В результате мощного миграционного потока в этот регион в некоторых районах
края создаётся критическая нагрузка на инфраструктуру (школы, больницы,
транспорт, сфера обслуживания), обостряется ресурсная проблема. В случае, когда
среди мигрантов на территорию края значительна доля лиц тех национальностей,
которые имеют собственную государственность либо на территории России, либо на
территории бывшего СССР, это вызывает непонимание среди местного населения,
испытывающего неудобства из-за притока беженцев. Ограничительные меры не дают в
данном случае желаемых результатов; так, в 1992 году каждый третий мигрант проживал
в крае без прописки, в наше время ситуация не на много лучше, это создаёт
благоприятные условия для различного рода злоупотреблений, а это в свою очередь
выступает как вторичный конфликтогенный фактор в межэтнических отношениях.
Поэтому необходимо признать, что, несмотря на различные ограничительные меры,
Ставропольский край будет выступать привлекательным объектом для беженцев и
вынужденных переселенцев.
ЧЕТВЕРТОЕ. Хотя территориальные проблемы являются в
мировой практике этнических конфликтов наиболее острыми, для Ставропольского
края этот вопрос не является самым актуальным, однако для Северного Кавказа
данная проблема существует. Это, прежде всего проблема Чечни, а также вопрос о
ногайской государственности. В Чеченской республике существуют силы, которые
желают сделать её независимым государством, что в принципе ни как не
увязывается с территориальной политикой РФ. Отсюда неизбежно следует конфликт,
который мы до сих пор наблюдаем. Проблема ногайской государственности не столь
актуальна сейчас как 7-8 лет назад, однако хотелось бы упомянуть и о ней.
Разумеется, стремление ногайского этноса к формированию собственной
государственности вполне объяснимо и закономерно. Однако реализация этого
стремления в нынешних условиях имеет ряд осложняющихся факторов. Главный из них
– ногайская государственность не может сложиться только в пределах одного
субъекта Российской Федерации, так как ногайцы компактно проживают на
территории Ставропольского края, Дагестана, Чечни, а также в отдельных районах
Карачаево-Черкесии. Уже одно это создаёт значительный конфликтогенный потенциал
в регионе.
В настоящее время во всех старых «горячих точках»
Закавказья – в Нагорном Карабахе, Абхазии, Южной Осетии - широкомасштабные
боевые действия прекращены.
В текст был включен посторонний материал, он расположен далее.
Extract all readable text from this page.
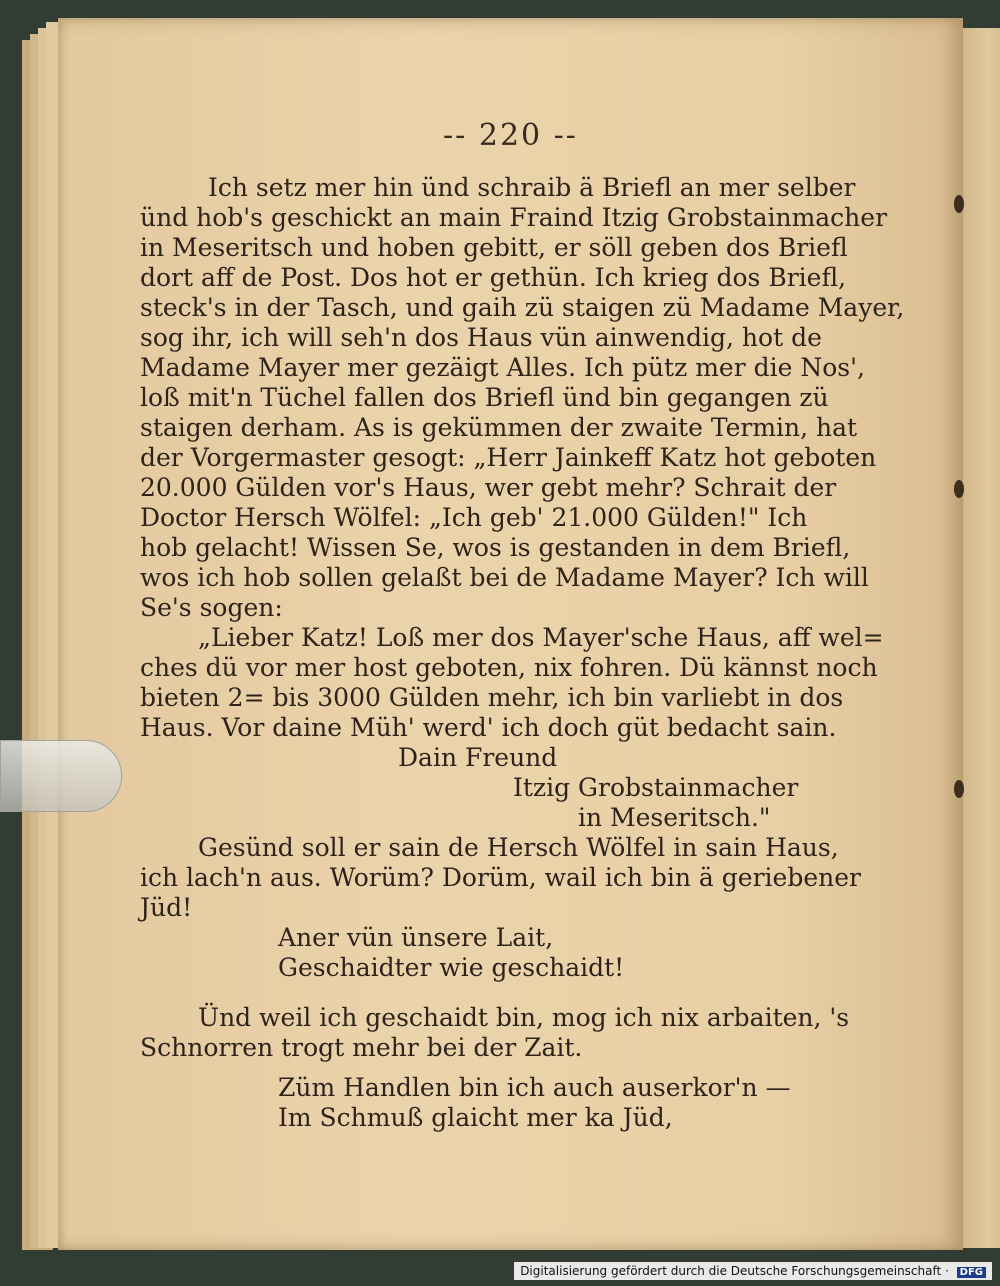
-- 220 --
Ich setz mer hin ünd schraib ä Briefl an mer selber
ünd hob's geschickt an main Fraind Itzig Grobstainmacher
in Meseritsch und hoben gebitt, er söll geben dos Briefl
dort aff de Post. Dos hot er gethün. Ich krieg dos Briefl,
steck's in der Tasch, und gaih zü staigen zü Madame Mayer,
sog ihr, ich will seh'n dos Haus vün ainwendig, hot de
Madame Mayer mer gezäigt Alles. Ich pütz mer die Nos',
loß mit'n Tüchel fallen dos Briefl ünd bin gegangen zü
staigen derham. As is gekümmen der zwaite Termin, hat
der Vorgermaster gesogt: „Herr Jainkeff Katz hot geboten
20.000 Gülden vor's Haus, wer gebt mehr? Schrait der
Doctor Hersch Wölfel: „Ich geb' 21.000 Gülden!" Ich
hob gelacht! Wissen Se, wos is gestanden in dem Briefl,
wos ich hob sollen gelaßt bei de Madame Mayer? Ich will
Se's sogen:
„Lieber Katz! Loß mer dos Mayer'sche Haus, aff wel=
ches dü vor mer host geboten, nix fohren. Dü kännst noch
bieten 2= bis 3000 Gülden mehr, ich bin varliebt in dos
Haus. Vor daine Müh' werd' ich doch güt bedacht sain.
Dain Freund
Itzig Grobstainmacher
in Meseritsch."
Gesünd soll er sain de Hersch Wölfel in sain Haus,
ich lach'n aus. Worüm? Dorüm, wail ich bin ä geriebener
Jüd!
Aner vün ünsere Lait,
Geschaidter wie geschaidt!
Ünd weil ich geschaidt bin, mog ich nix arbaiten, 's
Schnorren trogt mehr bei der Zait.
Züm Handlen bin ich auch auserkor'n —
Im Schmuß glaicht mer ka Jüd,
Digitalisierung gefördert durch die Deutsche Forschungsgemeinschaft · DFG
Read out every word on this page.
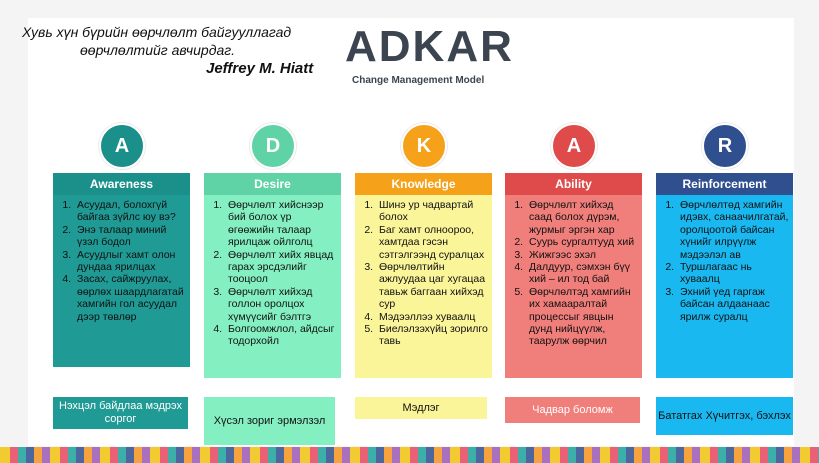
Хувь хүн бүрийн өөрчлөлт байгууллагад
өөрчлөлтийг авчирдаг.
Jeffrey M. Hiatt ADKAR
Change Management Model
A
Awareness
1. Асуудал, болохгүй байгаа зүйлс юу вэ?
2. Энэ талаар миний үзэл бодол
3. Асуудлыг хамт олон дундаа ярилцах
4. Засах, сайжруулах, өөрлөх шаардлагатай хамгийн гол асуудал дээр төвлөр
Нэхцэл байдлаа мэдрэх соргог
D
Desire
1. Өөрчлөлт хийснээр бий болох үр өгөөжийн талаар ярилцаж ойлголц
2. Өөрчлөлт хийх явцад гарах эрсдэлийг тооцоол
3. Өөрчлөлт хийхэд голлон оролцох хүмүүсийг бэлтгэ
4. Болгоомжлол, айдсыг тодорхойл
Хүсэл зориг эрмэлзэл
K
Knowledge
1. Шинэ ур чадвартай болох
2. Баг хамт олноороо, хамтдаа гэсэн сэтгэлгээнд суралцах
3. Өөрчлөлтийн ажлуудаа цаг хугацаа тавьж баггаан хийхэд сур
4. Мэдээллээ хуваалц
5. Биелэлзэхүйц зорилго тавь
Мэдлэг
A
Ability
1. Өөрчлөлт хийхэд саад болох дүрэм, журмыг эргэн хар
2. Суурь сургалтууд хий
3. Жижгээс эхэл
4. Далдуур, сэмхэн бүү хий – ил тод бай
5. Өөрчлөлтэд хамгийн их хамааралтай процессыг явцын дунд нийцүүлж, таарулж өөрчил
Чадвар боломж
R
Reinforcement
1. Өөрчлөлтөд хамгийн идэвх, санаачилгатай, оролцоотой байсан хүнийг илрүүлж мэдээлэл ав
2. Туршлагаас нь хуваалц
3. Эхний үед гаргаж байсан алдаанаас ярилж суралц
Бататгах Хүчитгэх, бэхлэх
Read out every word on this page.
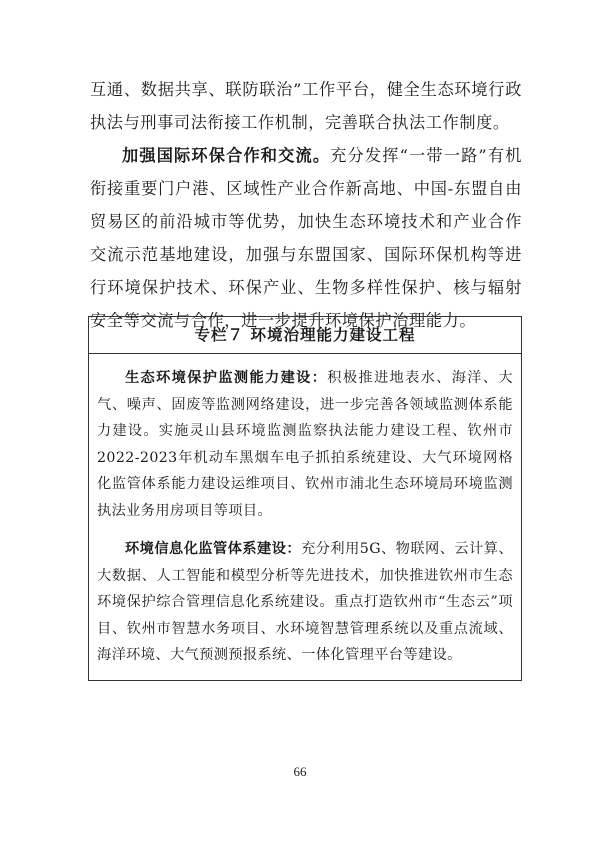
互通、数据共享、联防联治”工作平台，健全生态环境行政执法与刑事司法衔接工作机制，完善联合执法工作制度。

加强国际环保合作和交流。充分发挥“一带一路”有机衔接重要门户港、区域性产业合作新高地、中国-东盟自由贸易区的前沿城市等优势，加快生态环境技术和产业合作交流示范基地建设，加强与东盟国家、国际环保机构等进行环境保护技术、环保产业、生物多样性保护、核与辐射安全等交流与合作，进一步提升环境保护治理能力。

专栏７ 环境治理能力建设工程

生态环境保护监测能力建设：积极推进地表水、海洋、大气、噪声、固废等监测网络建设，进一步完善各领域监测体系能力建设。实施灵山县环境监测监察执法能力建设工程、钦州市2022-2023年机动车黑烟车电子抓拍系统建设、大气环境网格化监管体系能力建设运维项目、钦州市浦北生态环境局环境监测执法业务用房项目等项目。

环境信息化监管体系建设：充分利用5G、物联网、云计算、大数据、人工智能和模型分析等先进技术，加快推进钦州市生态环境保护综合管理信息化系统建设。重点打造钦州市“生态云”项目、钦州市智慧水务项目、水环境智慧管理系统以及重点流域、海洋环境、大气预测预报系统、一体化管理平台等建设。

66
В Нагорном Карабахе подписанное армянской и
азербайджанской сторонами 16 мая
В целом современную ситуацию на Северном Кавказе можно
охарактеризовать как сохраняющийся на протяжении длительного периода острый
этнополитический кризис. Именно поэтому актуализированные конфликты, могут быть
поняты лишь в контексте широких политических преобразований, происходивших в
советском обществе и в России. Следовательно, и пути его разрешения нужно
искать не просто во взаимоотношениях между народами, а в связи с более широкими
задачами российской политики вообще и национальной политики.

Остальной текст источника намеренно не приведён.